Uber | System Design Round | L5 | Design Kafka
Summary
I recently interviewed at Uber for an L5 System Design role, where I was asked to design a distributed message broker similar to Apache Kafka. Although I felt the discussion went very well, covering deep Kafka internals, I received frustrating feedback, suggesting I might only be eligible for an L4 position due to a perceived lack of clarifying questions.
Full Experience
Recently went through a system design round at Uber where the prompt was: "Design a distributed message broker similar to Apache Kafka." The requirements focused on topic-based pub/sub, partitioned ordered storage, durability, consumer groups with parallel consumption, and at-least-once delivery. I thought the discussion went really well—covered a ton of depth, including real Kafka internals and evolutions—but ended up with some frustrating feedback.
Requirements Clarification
Functional: Topics, publish/subscribe, ordered messages per partition, consumer groups for parallel processing, at-least-once guarantees via consumer acks.
Non-functional: High throughput/low latency, durability (persistence to disk), scalability, fault tolerance.
Probed on push vs. pull model → settled on pull-based (consumer polls) for better consumer pacing and backpressure handling.High-Level Architecture
Core Components:
Brokers clustered for scalability.
Topics → Partitions → Replicas (primary + secondaries for fault tolerance).
Producers publish to topics (key-based partitioning for ordering).
Consumers in groups, with one-to-many consumer-to-partition mapping for parallelism.
Coordination: Initially Zookeeper for metadata, leader election, and consumer offsets—but explicitly discussed evolution to KRaft (quorum-based controller, no external dependency) as a more modern, ops-friendly direction.
Optional Frontend Layer: Introduced a lightweight proxy layer for "dumb" clients (handles routing, auth, rate-limiting). Smart clients bypass it and talk directly to brokers after fetching metadata.Deep Dives & Trade-offs
This is where I went deep:
Storage & Durability:
Write-ahead log style: Messages appended to partition segments on disk.
Page cache leverage for fast reads.
In-sync replicas (ISR) concept: Leader waits for ack from ISR before committing.
Replication & Failure Handling:
Primary host per partition, secondaries for redundancy.
Mix of sync (for durability) and async (for latency) replication.
Leader election via ZAB (Zookeeper Atomic Broadcast) for strong consistency and quorum handling during network partitions or broker failures.
Producer Side:
Serialized operations at partition level for ordering.
Key-based partitioning.
Consumer Side:
Poll + explicit ack for at-least-once guarantees.
Offset tracking per consumer group/partition.
Parallel consumption within groups.
Rebalancing & Assignment:
Partition assignment: Round-robin or resource-aware, ensuring replicas not co-located.

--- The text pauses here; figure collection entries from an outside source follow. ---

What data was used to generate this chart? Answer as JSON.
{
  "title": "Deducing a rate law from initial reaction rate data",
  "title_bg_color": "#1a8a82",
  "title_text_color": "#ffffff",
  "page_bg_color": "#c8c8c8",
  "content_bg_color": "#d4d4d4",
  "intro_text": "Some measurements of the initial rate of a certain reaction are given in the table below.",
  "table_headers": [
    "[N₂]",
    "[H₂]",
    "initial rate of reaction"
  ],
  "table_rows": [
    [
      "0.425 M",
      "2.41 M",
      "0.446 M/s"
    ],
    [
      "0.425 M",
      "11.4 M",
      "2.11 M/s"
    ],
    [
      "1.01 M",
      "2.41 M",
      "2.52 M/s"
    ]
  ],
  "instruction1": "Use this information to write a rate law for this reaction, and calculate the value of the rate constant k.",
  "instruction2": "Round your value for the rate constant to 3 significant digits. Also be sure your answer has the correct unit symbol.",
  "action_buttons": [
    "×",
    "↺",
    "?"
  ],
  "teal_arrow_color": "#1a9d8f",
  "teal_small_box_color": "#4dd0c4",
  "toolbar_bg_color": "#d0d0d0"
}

Coordination: Used a flag (e.g., in Redis or metadata store) to pause consumers during rebalance—simple and safe to avoid message loss/duplication. Discussed how this evolves toward Zookeeper based rebalancing in mature systems.
Scalability Topics:
Adding/removing brokers: Reassign partitions via controller.Other Advanced Points
Explicitly highlighted Kafka's real evolution: From heavy Zookeeper dependency → KRaft for self-managed quorum
Overall, I felt that the interview went quite well and was expecting Hire at least from the round. Considering other rounds were also positive only I felt that I had more than 50% chance of being selected. However, to my horror I was told that I might only be eligible for L4 as there were callouts in relation to not asking enough clarifying questions. Since LLD, DSA and Managerial rounds went well and this problem itself was not very vague I can't seem to figure out what went wrong. My guess is that there are too many candidates so they end up finding weird reasons to reject candidates. To top it all, they rescheduled my interviews like 5-6 times and I had to keep on brushing up my concepts
Interview Questions (1)
Design a Distributed Message Broker (Kafka-like)
Design a distributed message broker similar to Apache Kafka. The requirements focused on topic-based pub/sub, partitioned ordered storage, durability, consumer groups with parallel consumption, and at-least-once delivery.